Apr 13, 2017Measuring Impact
Head impact monitors have more utility in protecting student-athletes, rather than diagnosing concussions, says a new study. Although these monitors give athletic trainers and other clinicians some context about what’s happened, they shouldn’t be used to replace your professional judgment.
“However, by monitoring impact exposure, [head impact measurement devices] have promoted design interventions that reduce the number of head impacts sustained by players over a season,” a study reported by USA Today High School Sports concludes.
The study examined the effectiveness of head impact measurement devices by doing a systematic review of prior research. Overall, four devices were included in the study, representing data reported in 61 peer-reviewed articles.
The study was published in a special issue of the Journal of Athletic Training. It highlights current concussion research from several perspectives, helping to show how far we’ve come in our knowledge about concussions.
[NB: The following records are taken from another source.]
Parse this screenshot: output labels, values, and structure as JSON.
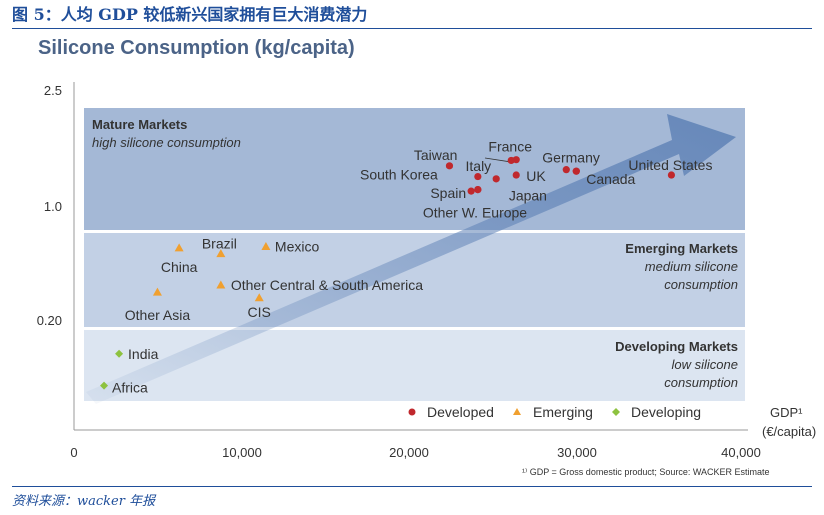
{
  "figure": {
    "title": "图 5：人均 GDP 较低新兴国家拥有巨大消费潜力",
    "source": "资料来源：wacker 年报",
    "footnote": "¹⁾ GDP = Gross domestic product; Source: WACKER Estimate"
  },
  "colors": {
    "developed": "#c0282d",
    "emerging": "#f0a030",
    "developing": "#8dc23f",
    "mature_band": "#a4b8d6",
    "emerging_band": "#c2d0e5",
    "developing_band": "#dce5f1",
    "arrow": "#5f82b6"
  },
  "chart_data": {
    "type": "scatter",
    "title": "Silicone Consumption (kg/capita)",
    "xlabel": "GDP¹ (€/capita)",
    "ylabel": "",
    "xlim": [
      0,
      40000
    ],
    "x_ticks": [
      "0",
      "10,000",
      "20,000",
      "30,000",
      "40,000"
    ],
    "y_ticks": [
      "2.5",
      "1.0",
      "0.20"
    ],
    "legend_position": "bottom-right",
    "legend": [
      "Developed",
      "Emerging",
      "Developing"
    ],
    "bands": [
      {
        "id": "mature",
        "title": "Mature Markets",
        "lines": [
          "high silicone consumption"
        ]
      },
      {
        "id": "emerging",
        "title": "Emerging Markets",
        "lines": [
          "medium silicone",
          "consumption"
        ]
      },
      {
        "id": "developing",
        "title": "Developing Markets",
        "lines": [
          "low silicone",
          "consumption"
        ]
      }
    ],
    "series": [
      {
        "name": "Developed",
        "marker": "circle",
        "points": [
          {
            "label": "Taiwan",
            "x": 22500,
            "y": 1.55
          },
          {
            "label": "France",
            "x": 26200,
            "y": 1.62
          },
          {
            "label": "",
            "x": 26500,
            "y": 1.63
          },
          {
            "label": "Germany",
            "x": 29500,
            "y": 1.5
          },
          {
            "label": "",
            "x": 30100,
            "y": 1.48
          },
          {
            "label": "United States",
            "x": 35800,
            "y": 1.43
          },
          {
            "label": "South Korea",
            "x": 24200,
            "y": 1.41
          },
          {
            "label": "Italy",
            "x": 25300,
            "y": 1.38
          },
          {
            "label": "UK",
            "x": 26500,
            "y": 1.43
          },
          {
            "label": "Canada",
            "x": 30100,
            "y": 1.48
          },
          {
            "label": "Spain",
            "x": 23800,
            "y": 1.22
          },
          {
            "label": "Japan",
            "x": 24200,
            "y": 1.24
          },
          {
            "label": "Other W. Europe",
            "x": 24200,
            "y": 1.24
          }
        ]
      },
      {
        "name": "Emerging",
        "marker": "triangle",
        "points": [
          {
            "label": "China",
            "x": 6300,
            "y": 0.72
          },
          {
            "label": "Brazil",
            "x": 8800,
            "y": 0.68
          },
          {
            "label": "Mexico",
            "x": 11500,
            "y": 0.73
          },
          {
            "label": "Other Central & South America",
            "x": 8800,
            "y": 0.46
          },
          {
            "label": "Other Asia",
            "x": 5000,
            "y": 0.41
          },
          {
            "label": "CIS",
            "x": 11100,
            "y": 0.37
          }
        ]
      },
      {
        "name": "Developing",
        "marker": "diamond",
        "points": [
          {
            "label": "India",
            "x": 2700,
            "y": 0.14
          },
          {
            "label": "Africa",
            "x": 1800,
            "y": 0.08
          }
        ]
      }
    ]
  }
}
“No sports medicine topic is more polarizing than concussion, and today’s standard of care supersedes where we were just a decade ago,” Steven Broglio, PhD, ATC, director of the Neurotrauma Research Laboratory at the University of Michigan, and special issue guest editor, wrote in the journal, as reported by USA Today High School Sports. “With validated measures, more and more of the guesswork is being removed from the process. While many questions persist about more sophisticated diagnostic measures, rehabilitation and long-term effects of injury, we continue to make great progress, remain current on research and new techniques and provide the best possible care for our patients at any level of sport or activity.”